Ever since I could remember, I’ve prided myself in walking to the beat of my own drum. Whether it was wearing owl t-shirts my Oma used to paint me everyday in 5th grade, or wearing crazy shorts and shirts with weird color schemes and patterns. I’ve always found some way to express myself.  Depending on what I wear, you may never see the fact that I have around 16 tattoos on me.  This is because I have planned out my canvas. The spots on my body are all connected to a bigger theme. I figured it be important to start in the beginning.

When I was 17,  I got my first tattoo with my dad. I knew I wanted it right on my heart. I remember the nervous excitement of taking an idea, a memory, a memorial and turning into art. The sensation of my first tattoo was stimulating. My senses were on overload. My skin felt like it was being carved up  with a scalpel. I quickly became lost in the rhythm of the machines motor as the vibrations were felt throughout my body.  Instantly, I was hooked.

The tattoo was is in honor of my three grandparents; Opa, Poppy, and Grammy as well as my  uncle Brian.  Due to the fact that I was either not born yet or too young to really know them I did not know them truly. To this day I know they are watching over me and guiding me. Having the ability to remember them in this fashion mean the world to me. As you begin to look at all my work on me you begin to see a bigger theme in all of my tattoos.

Family, beliefs, and experiences are etched in my body permanently through millions of needle pokes.  Without even talking to me, you see on my body a sneak peak into who I am as a person.  In a world where people either have tattoos or don’t, the hyper visible stigmas that are associated with them become the forefront of discussion.  Even though my tattoos are not offensive, In certain situations, I feel the need to cover them up because of stigma that they are “unprofessional”.  It is a stereotype that is constantly being challenged, and slowly is becoming more socially acceptable

The difference between tattooed people and non tattooed people, is that people with tattoos don’t care if you have none.

The nature of my tattoos can be seen by some as religious, I tend to view my tattoos as spiritual in nature.  The poem on my inner bicep is one that I got my freshmen year of college. It is from the poem, “Footprints in the Sand”. It is a poem that has a religious context and is something that has been in my life since I could remember. It is one of my tattoos that was suggested by my parents. It is a healthy reminder that you are not in this alone, that when the going gets tough you always have someone to turn to.
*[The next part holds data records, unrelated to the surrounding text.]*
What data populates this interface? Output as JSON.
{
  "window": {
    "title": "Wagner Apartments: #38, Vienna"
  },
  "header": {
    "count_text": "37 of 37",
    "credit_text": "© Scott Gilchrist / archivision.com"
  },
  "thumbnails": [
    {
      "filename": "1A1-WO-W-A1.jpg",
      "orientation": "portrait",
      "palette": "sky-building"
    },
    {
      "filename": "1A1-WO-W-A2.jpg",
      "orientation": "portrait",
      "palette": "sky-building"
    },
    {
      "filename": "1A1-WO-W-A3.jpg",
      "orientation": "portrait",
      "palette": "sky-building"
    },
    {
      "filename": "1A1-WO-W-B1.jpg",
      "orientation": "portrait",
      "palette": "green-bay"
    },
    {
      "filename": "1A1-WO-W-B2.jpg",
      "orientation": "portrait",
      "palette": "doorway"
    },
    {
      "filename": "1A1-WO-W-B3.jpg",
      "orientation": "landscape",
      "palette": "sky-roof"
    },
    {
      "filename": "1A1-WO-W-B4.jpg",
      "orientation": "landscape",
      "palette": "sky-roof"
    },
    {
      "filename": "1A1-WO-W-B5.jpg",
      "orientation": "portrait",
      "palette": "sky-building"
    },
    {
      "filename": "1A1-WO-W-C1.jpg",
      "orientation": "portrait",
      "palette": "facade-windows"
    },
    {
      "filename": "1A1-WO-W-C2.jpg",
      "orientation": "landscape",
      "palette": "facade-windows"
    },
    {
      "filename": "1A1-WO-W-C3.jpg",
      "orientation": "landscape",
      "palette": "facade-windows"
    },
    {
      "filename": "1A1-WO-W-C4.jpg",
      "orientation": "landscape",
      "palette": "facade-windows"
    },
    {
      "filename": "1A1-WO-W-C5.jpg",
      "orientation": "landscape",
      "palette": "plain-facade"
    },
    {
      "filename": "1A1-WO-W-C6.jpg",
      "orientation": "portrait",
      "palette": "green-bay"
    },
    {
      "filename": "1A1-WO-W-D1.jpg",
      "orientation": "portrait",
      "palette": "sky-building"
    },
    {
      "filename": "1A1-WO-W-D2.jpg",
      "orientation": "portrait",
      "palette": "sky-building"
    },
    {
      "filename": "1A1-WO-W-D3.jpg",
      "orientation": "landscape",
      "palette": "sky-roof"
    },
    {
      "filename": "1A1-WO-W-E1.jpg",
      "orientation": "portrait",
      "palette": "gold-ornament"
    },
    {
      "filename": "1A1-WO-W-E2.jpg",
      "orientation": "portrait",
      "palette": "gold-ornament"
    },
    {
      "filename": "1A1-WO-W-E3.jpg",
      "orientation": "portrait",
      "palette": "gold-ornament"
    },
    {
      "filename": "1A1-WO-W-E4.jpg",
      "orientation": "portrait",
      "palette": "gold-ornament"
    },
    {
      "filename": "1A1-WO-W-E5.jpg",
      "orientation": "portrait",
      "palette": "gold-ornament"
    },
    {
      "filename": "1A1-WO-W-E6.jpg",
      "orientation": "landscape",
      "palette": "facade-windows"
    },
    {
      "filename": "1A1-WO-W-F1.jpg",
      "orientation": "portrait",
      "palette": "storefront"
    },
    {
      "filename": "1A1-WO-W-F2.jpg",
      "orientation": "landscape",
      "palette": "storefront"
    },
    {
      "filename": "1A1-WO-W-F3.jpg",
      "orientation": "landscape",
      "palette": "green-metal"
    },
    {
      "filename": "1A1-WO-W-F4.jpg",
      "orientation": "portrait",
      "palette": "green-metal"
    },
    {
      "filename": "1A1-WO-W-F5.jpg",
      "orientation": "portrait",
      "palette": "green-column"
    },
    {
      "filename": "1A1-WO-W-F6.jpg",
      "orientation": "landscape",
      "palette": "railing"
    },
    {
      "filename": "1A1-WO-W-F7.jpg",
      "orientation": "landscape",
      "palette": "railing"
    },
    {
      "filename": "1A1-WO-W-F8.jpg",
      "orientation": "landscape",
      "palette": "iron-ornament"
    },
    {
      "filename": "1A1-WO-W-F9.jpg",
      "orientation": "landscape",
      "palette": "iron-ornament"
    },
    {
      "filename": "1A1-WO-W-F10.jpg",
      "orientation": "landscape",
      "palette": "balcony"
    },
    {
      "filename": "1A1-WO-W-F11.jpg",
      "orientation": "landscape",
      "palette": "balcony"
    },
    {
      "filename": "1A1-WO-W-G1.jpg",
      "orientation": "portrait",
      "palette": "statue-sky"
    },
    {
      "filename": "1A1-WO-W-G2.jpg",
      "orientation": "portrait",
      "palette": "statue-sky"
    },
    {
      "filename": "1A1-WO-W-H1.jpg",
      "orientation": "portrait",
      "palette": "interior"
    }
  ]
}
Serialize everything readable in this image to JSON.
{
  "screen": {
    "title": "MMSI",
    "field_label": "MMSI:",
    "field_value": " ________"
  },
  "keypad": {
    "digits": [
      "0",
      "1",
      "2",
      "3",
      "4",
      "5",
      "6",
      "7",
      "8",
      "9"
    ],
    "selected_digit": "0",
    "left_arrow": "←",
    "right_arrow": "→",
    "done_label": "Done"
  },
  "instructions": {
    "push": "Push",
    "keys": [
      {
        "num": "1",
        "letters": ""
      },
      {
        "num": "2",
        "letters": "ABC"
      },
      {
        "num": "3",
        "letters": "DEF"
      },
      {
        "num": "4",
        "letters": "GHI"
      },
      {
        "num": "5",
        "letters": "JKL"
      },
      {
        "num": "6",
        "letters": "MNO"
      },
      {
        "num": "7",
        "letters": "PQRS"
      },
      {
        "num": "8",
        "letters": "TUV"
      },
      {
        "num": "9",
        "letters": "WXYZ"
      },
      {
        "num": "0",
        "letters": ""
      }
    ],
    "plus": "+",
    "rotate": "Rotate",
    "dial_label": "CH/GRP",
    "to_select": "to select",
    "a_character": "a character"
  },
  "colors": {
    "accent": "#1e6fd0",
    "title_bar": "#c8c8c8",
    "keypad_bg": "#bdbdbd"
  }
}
Tattoos for me are important because in a life where everything is temporary, it is the one thing that will always be there. No matter where I go I will always carry the people that are important to me on my skin.  I wear my heart on a sleeve(literally) Being an introvert, tattoos are a way for me to be loud and outspoken without actually saying anything.  This art form is simply amazing because of the opportunities it gives the individual  to do something so personal and so permanent.  It is a form of self expression  where it differs from person to person,  but allows for unity among the masses.  If everyone gets a tattoo, then that’s one more thing that we all share in this big world.  In a world where we view other on the differences between us than the similarities that unite us.